Luredbyapomegranate · 12/04/2023 20:17

It could, but people tend to spend more if they are at the shops more, which might offset any savings on waste.

declutteringmymind · 12/04/2023 20:20

I meal plan up sunday - Thursday and just wing it for the rest of the week. - this usually means eating out of the freezer on Friday, potluck lunch on Saturday - leftover veg soup, sandwiches from last slices of bread etc. we either eat out or get a takeaway on a Saturday or get a top up shop, or make something from cupboard stuff/ frozen veg.

Sometimes top up on fresh fruit as required but there are always apples and longer lasting fruit towards the end of the week that needs finishing.

Do the first shop and see if you need much in the second.

thefemaleJoshLyman · 12/04/2023 20:21

We do this and it does save us money. It means I can control what we eat at weekends and it prevents too much additional shopping.

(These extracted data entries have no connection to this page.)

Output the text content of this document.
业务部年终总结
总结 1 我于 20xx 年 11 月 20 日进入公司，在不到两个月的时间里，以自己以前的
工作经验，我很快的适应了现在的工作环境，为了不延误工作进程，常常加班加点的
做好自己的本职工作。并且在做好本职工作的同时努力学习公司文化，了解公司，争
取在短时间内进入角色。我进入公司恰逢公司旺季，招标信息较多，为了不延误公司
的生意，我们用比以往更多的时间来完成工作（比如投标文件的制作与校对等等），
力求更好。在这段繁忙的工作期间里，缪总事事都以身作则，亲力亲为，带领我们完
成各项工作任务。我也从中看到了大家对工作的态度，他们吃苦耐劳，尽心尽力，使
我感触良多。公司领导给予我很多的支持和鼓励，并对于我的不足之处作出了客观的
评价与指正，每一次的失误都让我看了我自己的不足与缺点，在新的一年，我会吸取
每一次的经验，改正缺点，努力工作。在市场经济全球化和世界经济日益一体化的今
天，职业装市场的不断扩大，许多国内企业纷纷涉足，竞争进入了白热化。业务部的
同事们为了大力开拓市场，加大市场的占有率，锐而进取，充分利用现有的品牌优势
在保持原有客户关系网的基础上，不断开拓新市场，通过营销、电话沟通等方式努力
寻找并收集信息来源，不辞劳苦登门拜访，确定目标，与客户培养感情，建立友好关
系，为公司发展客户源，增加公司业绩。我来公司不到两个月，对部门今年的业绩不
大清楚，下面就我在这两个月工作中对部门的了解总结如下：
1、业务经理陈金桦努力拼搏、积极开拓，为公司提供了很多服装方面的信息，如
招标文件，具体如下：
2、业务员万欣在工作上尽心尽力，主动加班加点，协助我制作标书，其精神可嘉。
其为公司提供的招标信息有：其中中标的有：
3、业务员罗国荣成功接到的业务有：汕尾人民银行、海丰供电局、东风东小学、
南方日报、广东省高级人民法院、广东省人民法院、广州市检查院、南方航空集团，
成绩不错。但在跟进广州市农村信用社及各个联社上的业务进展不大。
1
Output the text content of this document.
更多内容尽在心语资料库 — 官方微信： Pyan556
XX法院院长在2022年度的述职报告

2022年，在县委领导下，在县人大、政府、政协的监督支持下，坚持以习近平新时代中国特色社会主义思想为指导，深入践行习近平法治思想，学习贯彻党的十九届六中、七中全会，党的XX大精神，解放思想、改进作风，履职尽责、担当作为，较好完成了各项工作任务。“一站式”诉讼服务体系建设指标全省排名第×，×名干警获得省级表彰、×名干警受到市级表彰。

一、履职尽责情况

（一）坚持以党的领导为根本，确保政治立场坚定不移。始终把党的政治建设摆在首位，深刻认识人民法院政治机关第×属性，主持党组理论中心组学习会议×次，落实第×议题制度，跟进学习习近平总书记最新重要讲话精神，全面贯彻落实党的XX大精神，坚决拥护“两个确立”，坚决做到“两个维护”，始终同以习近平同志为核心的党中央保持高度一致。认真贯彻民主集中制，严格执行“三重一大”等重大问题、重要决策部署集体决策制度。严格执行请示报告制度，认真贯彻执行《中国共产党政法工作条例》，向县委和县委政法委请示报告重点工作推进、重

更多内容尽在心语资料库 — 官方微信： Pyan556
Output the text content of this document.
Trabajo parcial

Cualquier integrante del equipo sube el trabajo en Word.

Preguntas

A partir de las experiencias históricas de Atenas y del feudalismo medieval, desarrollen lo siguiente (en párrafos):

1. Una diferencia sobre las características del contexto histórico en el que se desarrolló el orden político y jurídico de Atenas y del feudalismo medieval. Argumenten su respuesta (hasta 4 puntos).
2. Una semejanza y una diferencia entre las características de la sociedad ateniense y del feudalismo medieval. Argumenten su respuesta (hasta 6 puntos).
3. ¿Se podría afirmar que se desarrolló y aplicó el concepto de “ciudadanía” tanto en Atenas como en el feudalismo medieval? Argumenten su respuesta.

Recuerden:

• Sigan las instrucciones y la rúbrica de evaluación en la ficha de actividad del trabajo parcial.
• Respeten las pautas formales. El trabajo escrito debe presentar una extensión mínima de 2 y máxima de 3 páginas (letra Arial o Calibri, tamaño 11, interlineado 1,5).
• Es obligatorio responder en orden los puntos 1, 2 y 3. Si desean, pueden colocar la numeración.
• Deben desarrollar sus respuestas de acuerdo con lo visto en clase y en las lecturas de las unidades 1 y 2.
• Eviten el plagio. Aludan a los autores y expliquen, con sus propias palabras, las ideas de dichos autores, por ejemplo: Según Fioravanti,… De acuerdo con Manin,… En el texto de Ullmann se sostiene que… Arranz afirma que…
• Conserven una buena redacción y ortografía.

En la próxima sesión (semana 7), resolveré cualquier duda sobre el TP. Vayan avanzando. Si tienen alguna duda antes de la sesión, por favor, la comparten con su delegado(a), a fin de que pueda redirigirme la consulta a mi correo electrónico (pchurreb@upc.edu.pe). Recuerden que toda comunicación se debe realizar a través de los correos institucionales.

Do two online deliveries - we use delivery saver.

LolaSmiles · 12/04/2023 20:22

I tend to do a big shop to stock up the cupboard staples of dried goods, cans, baking stuff everyone 3-4 weeks so we always have a well stocked pantry.

Then for fresh ingredients I do a weekly food shop and a mid week yellow sticker run.

SootspriteSearcher · 13/04/2023 00:07

EscapeRoomToTheSun · 12/04/2023 18:25

Tell us your secrets!

We eat mostly vegan (allergies and dd2 is vegetarian). So lots of beans, pulses, lentils. Most of our meals are potato or rice based as I have to eat gluten free aswell!

Lunches are often leftovers, or dds have sandwiches/couscous etc.

I dont buy prepackaged snacks for lunches, cheap big packs of biscuits or we make cakes/flapjacks.

I use frozen vegetables, cheaper than fresh usually.

I'm lucky we can access a community kitchen where you pay £4 a week and get a small food shop (a few tins, whatever fruit/veg/bread has been donated etc) I use olio for bread and some veg etc.

Cleaning stuff I use concentrate and dilute it which saves alot. I use wash powder which lasts ages. I bulk buy toilet roll and cat food on amazon.

Basically the biggest money saver is use everything before going food shopping. We have leftover soup about once a week, where any sad looking veg gets chucked in the slow cooker with some lentils which we have for lunches. If I use something like coconut milk, I will make sure there's another recipe to use up the rest so it doesn't get wasted. Manky bananas get made into banana bread, I cook slightly sad looking apples/pears to have on porridge or rice pudding.